Rich interests and their yes-men in the political class are fond of claiming that negative campaigning is good and the more that is spent on elections the better. The logic behind this line of bull is that no-holds-barred, no-expense-spared politicking creates a spectacle that invariably leads to the civic equivalent of rubbernecking, creating a sense of excitement about the race and building awareness of what is at stake. Which in turn boosts voter turnout. And thus democracy is served.
On a platter.
There was record spending in last year's high court race, and the advertising – whether sponsored by a candidate or outside interest groups – was squarely in the gutter. In this year's contest, spending was somewhere between one-third and a half of what it was in 2008 and the pitches for votes were made from the high road.
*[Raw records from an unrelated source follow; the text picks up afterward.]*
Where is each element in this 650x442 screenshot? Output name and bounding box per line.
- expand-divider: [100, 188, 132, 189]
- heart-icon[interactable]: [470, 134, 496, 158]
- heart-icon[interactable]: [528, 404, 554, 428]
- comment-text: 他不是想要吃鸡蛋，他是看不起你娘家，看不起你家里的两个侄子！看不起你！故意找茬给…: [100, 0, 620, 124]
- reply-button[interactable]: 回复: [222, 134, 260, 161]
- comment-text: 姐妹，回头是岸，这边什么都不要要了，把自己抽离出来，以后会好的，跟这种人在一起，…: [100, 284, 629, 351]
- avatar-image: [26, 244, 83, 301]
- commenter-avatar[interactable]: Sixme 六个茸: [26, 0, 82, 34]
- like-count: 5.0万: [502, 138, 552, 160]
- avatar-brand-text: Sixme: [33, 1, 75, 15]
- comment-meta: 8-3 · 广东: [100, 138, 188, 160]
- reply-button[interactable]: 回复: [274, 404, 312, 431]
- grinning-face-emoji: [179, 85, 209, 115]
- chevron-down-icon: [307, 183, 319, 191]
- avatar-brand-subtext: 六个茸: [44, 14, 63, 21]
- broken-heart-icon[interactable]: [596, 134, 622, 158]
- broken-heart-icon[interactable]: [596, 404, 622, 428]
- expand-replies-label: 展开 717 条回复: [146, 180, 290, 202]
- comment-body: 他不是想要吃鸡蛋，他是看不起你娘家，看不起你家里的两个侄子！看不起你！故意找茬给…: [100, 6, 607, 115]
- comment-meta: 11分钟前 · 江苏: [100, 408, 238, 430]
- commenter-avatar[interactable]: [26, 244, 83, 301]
Yet voter turnout in the two elections was virtually identical – just shy of 20 percent. Which is to say abysmal.
Voters were shortchanged in the 2007 and 2008 Supreme Court elections. We were repeatedly lied to and seats on the state's highest court were bought. But the way this year's race played out is not much better. There was no special interest hijacking like we saw last year and the year before. And we weren't force-fed a diet of deception and character assassination this time around. It's just there wasn't a contest.
Four interest groups did 90 percent of the TV advertising in last year's race. This year, one candidate did almost all the talking. Incumbent Chief Justice Shirley Abrahamson not only had a grotesque financial advantage over challenger Randy Koschnick, but she had the one interest group that weighed in on her side too.
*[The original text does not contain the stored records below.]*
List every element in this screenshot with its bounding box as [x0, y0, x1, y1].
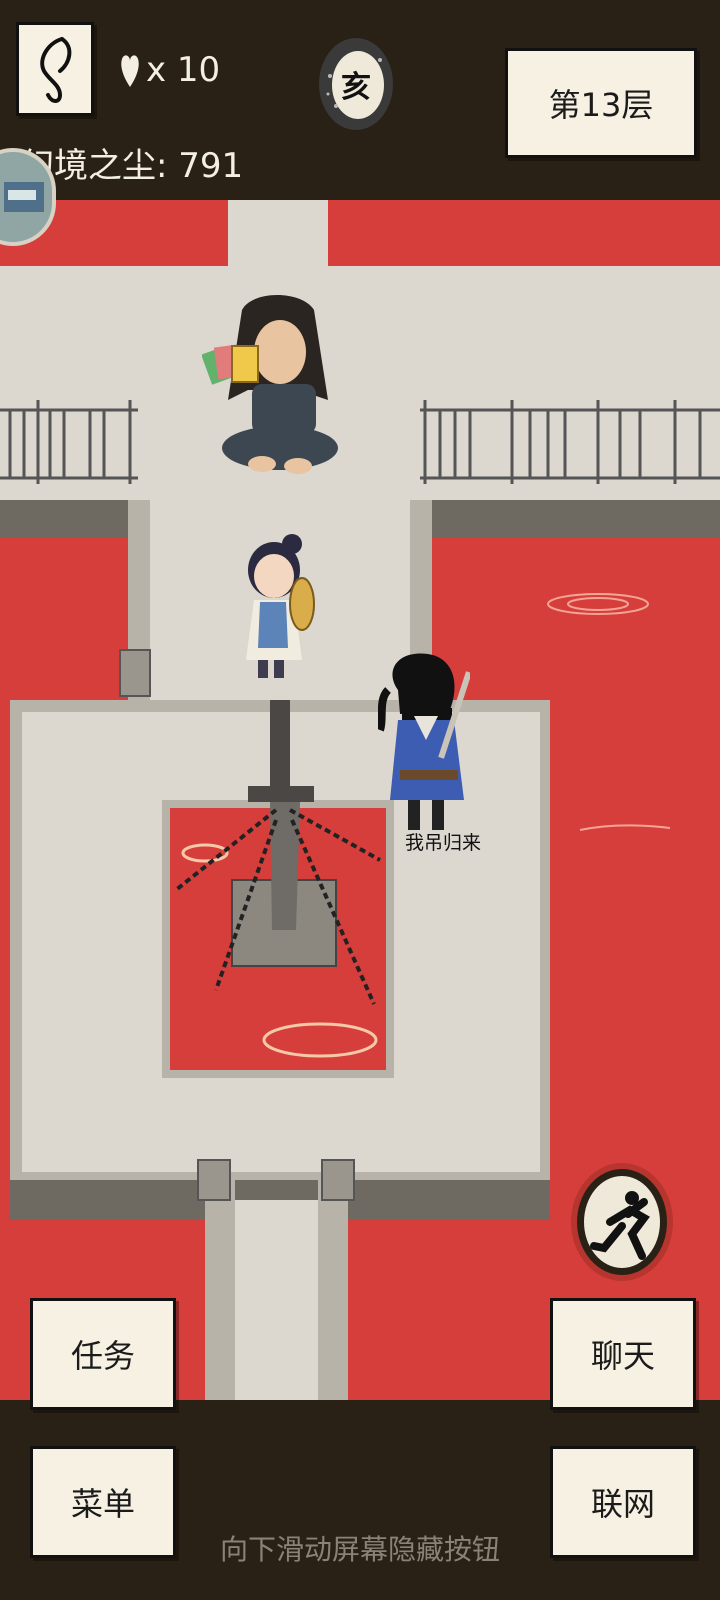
- card-seller-npc[interactable]: [202, 290, 342, 486]
- back-button[interactable]: [16, 22, 94, 116]
- time-glyph: 亥: [341, 70, 371, 105]
- auto-run-button[interactable]: [570, 1162, 674, 1282]
- time-badge: 亥: [318, 36, 394, 132]
- task-button[interactable]: 任务: [30, 1298, 176, 1410]
- player-character[interactable]: [378, 650, 470, 840]
- lives-count: x 10: [146, 50, 221, 90]
- lives-counter: x 10: [118, 50, 220, 90]
- running-man-icon: [571, 1163, 673, 1281]
- hide-buttons-hint: 向下滑动屏幕隐藏按钮: [219, 1533, 500, 1566]
- heart-icon: [121, 55, 139, 87]
- pipa-girl-npc[interactable]: [240, 530, 322, 682]
- floor-button[interactable]: 第13层: [505, 48, 697, 158]
- chat-button[interactable]: 聊天: [550, 1298, 696, 1410]
- back-arrow-icon: [40, 37, 72, 103]
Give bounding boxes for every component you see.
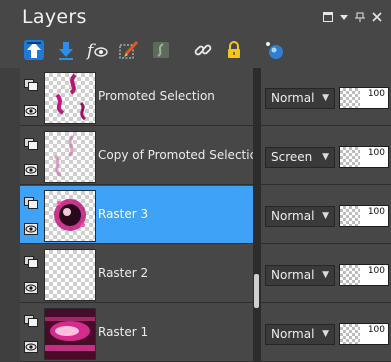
blend-mode-value: Screen bbox=[271, 150, 313, 164]
layer-thumbnail bbox=[44, 308, 96, 360]
edit-selection-icon[interactable] bbox=[116, 37, 142, 63]
layer-row[interactable]: Copy of Promoted Selectic bbox=[20, 127, 253, 185]
menu-dropdown-icon[interactable] bbox=[340, 12, 348, 25]
opacity-value: 100 bbox=[367, 89, 385, 99]
chevron-down-icon: ▼ bbox=[322, 93, 329, 103]
layer-group-icon[interactable] bbox=[24, 312, 38, 327]
visibility-eye-icon[interactable] bbox=[24, 161, 38, 176]
opacity-value: 100 bbox=[367, 266, 385, 276]
blend-mode-dropdown[interactable]: Normal ▼ bbox=[265, 206, 335, 227]
layer-thumbnail bbox=[44, 249, 96, 301]
layer-thumbnail bbox=[44, 190, 96, 242]
opacity-preview bbox=[340, 265, 360, 285]
pin-icon[interactable] bbox=[355, 12, 365, 25]
layer-name: Copy of Promoted Selectic bbox=[98, 148, 253, 162]
move-layer-down-icon[interactable] bbox=[53, 37, 79, 63]
layer-name: Raster 2 bbox=[98, 266, 149, 280]
blend-mode-dropdown[interactable]: Normal ▼ bbox=[265, 88, 335, 109]
layers-panel: Layers f Promoted Selection Copy of Prom… bbox=[0, 0, 391, 362]
opacity-slider[interactable]: 100 bbox=[339, 205, 389, 227]
layer-props-row: Screen ▼ 100 bbox=[261, 127, 391, 185]
panel-splitter[interactable] bbox=[253, 68, 261, 362]
opacity-slider[interactable]: 100 bbox=[339, 323, 389, 345]
layer-name: Raster 3 bbox=[98, 207, 149, 221]
blend-mode-value: Normal bbox=[271, 268, 315, 282]
chevron-down-icon: ▼ bbox=[322, 152, 329, 162]
layer-properties: Normal ▼ 100 Screen ▼ 100 Normal ▼ 100 Norm… bbox=[261, 68, 391, 362]
layer-props-row: Normal ▼ 100 bbox=[261, 186, 391, 244]
opacity-preview bbox=[340, 206, 360, 226]
layer-row-selected[interactable]: Raster 3 bbox=[20, 186, 253, 244]
layer-props-row: Normal ▼ 100 bbox=[261, 304, 391, 362]
link-icon[interactable] bbox=[190, 37, 216, 63]
layer-props-row: Normal ▼ 100 bbox=[261, 245, 391, 303]
panel-title: Layers bbox=[22, 6, 87, 28]
opacity-slider[interactable]: 100 bbox=[339, 264, 389, 286]
close-icon[interactable] bbox=[372, 12, 382, 25]
opacity-value: 100 bbox=[367, 207, 385, 217]
layer-group-icon[interactable] bbox=[24, 135, 38, 150]
lock-icon[interactable] bbox=[221, 37, 247, 63]
layer-row[interactable]: Raster 1 bbox=[20, 304, 253, 362]
layer-thumbnail bbox=[44, 72, 96, 124]
layer-row[interactable]: Promoted Selection bbox=[20, 68, 253, 126]
visibility-eye-icon[interactable] bbox=[24, 338, 38, 353]
layer-name: Promoted Selection bbox=[98, 89, 215, 103]
opacity-preview bbox=[340, 88, 360, 108]
opacity-value: 100 bbox=[367, 325, 385, 335]
maximize-icon[interactable] bbox=[323, 12, 333, 25]
opacity-slider[interactable]: 100 bbox=[339, 87, 389, 109]
layers-left-gutter bbox=[0, 68, 20, 362]
visibility-eye-icon[interactable] bbox=[24, 102, 38, 117]
layers-toolbar: f bbox=[0, 34, 391, 68]
layer-group-icon[interactable] bbox=[24, 253, 38, 268]
layer-group-icon[interactable] bbox=[24, 76, 38, 91]
layer-thumbnail bbox=[44, 131, 96, 183]
opacity-preview bbox=[340, 147, 360, 167]
layer-row[interactable]: Raster 2 bbox=[20, 245, 253, 303]
opacity-value: 100 bbox=[367, 148, 385, 158]
blend-mode-value: Normal bbox=[271, 91, 315, 105]
toggle-visibility-icon[interactable]: f bbox=[84, 37, 110, 63]
chevron-down-icon: ▼ bbox=[322, 329, 329, 339]
panel-titlebar: Layers bbox=[0, 0, 391, 34]
blend-mode-dropdown[interactable]: Normal ▼ bbox=[265, 265, 335, 286]
blend-mode-dropdown[interactable]: Normal ▼ bbox=[265, 324, 335, 345]
blend-mode-dropdown[interactable]: Screen ▼ bbox=[265, 147, 335, 168]
splitter-grip[interactable] bbox=[254, 274, 259, 308]
mask-icon[interactable] bbox=[148, 37, 174, 63]
view-layer-icon[interactable] bbox=[262, 37, 288, 63]
layer-name: Raster 1 bbox=[98, 325, 149, 339]
layer-group-icon[interactable] bbox=[24, 194, 38, 209]
visibility-eye-icon[interactable] bbox=[24, 220, 38, 235]
blend-mode-value: Normal bbox=[271, 327, 315, 341]
chevron-down-icon: ▼ bbox=[322, 211, 329, 221]
layer-props-row: Normal ▼ 100 bbox=[261, 68, 391, 126]
chevron-down-icon: ▼ bbox=[322, 270, 329, 280]
layer-list: Promoted Selection Copy of Promoted Sele… bbox=[20, 68, 253, 362]
opacity-preview bbox=[340, 324, 360, 344]
opacity-slider[interactable]: 100 bbox=[339, 146, 389, 168]
blend-mode-value: Normal bbox=[271, 209, 315, 223]
move-layer-up-icon[interactable] bbox=[21, 37, 47, 63]
visibility-eye-icon[interactable] bbox=[24, 279, 38, 294]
For democracy to function at least and flourish at best, every election needs to be a competition of ideas. That means competing candidates are required, not just competing interest groups. Candidates, and not interest groups, need to be front and center because it's the candidates who are on the ballot. But it's equally essential that more than one candidate have the means to get a message out to voters because only then do voters have a meaningful choice about who will best serve the public.
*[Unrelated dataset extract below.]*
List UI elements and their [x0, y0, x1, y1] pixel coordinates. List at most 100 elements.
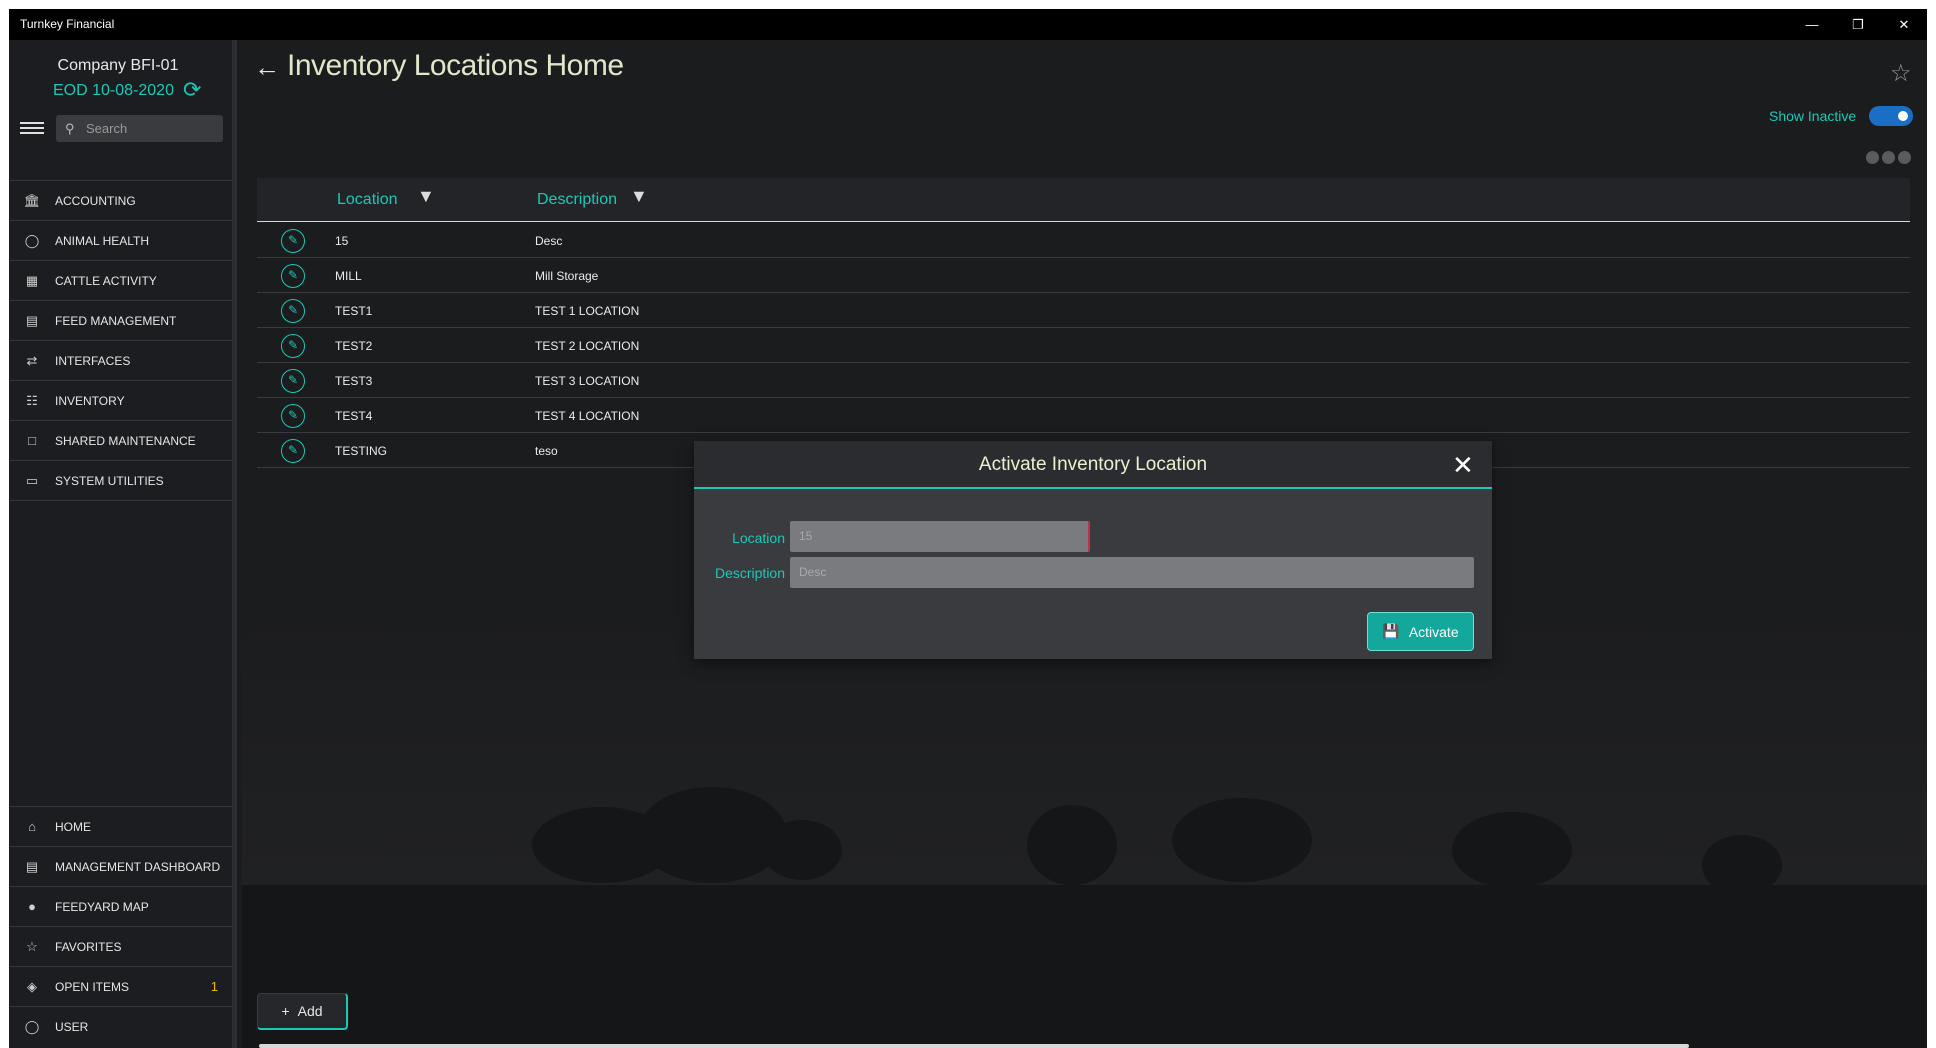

Another reason more than one viable candidate is required is that elections are supposed to be instruments of accountability. Only when there are serious challengers are the views of winning candidates sufficiently challenged and their records adequately scrutinized. And only then are elected officials forced to remain reasonably faithful to those who vote them into office.
By these measures, the last three state Supreme Court races left a great deal to be desired. The most recent fell short for quite different reasons than the previous two, but nonetheless it fell short of what the public deserves and should expect. The experience of these last three elections cries out for reform.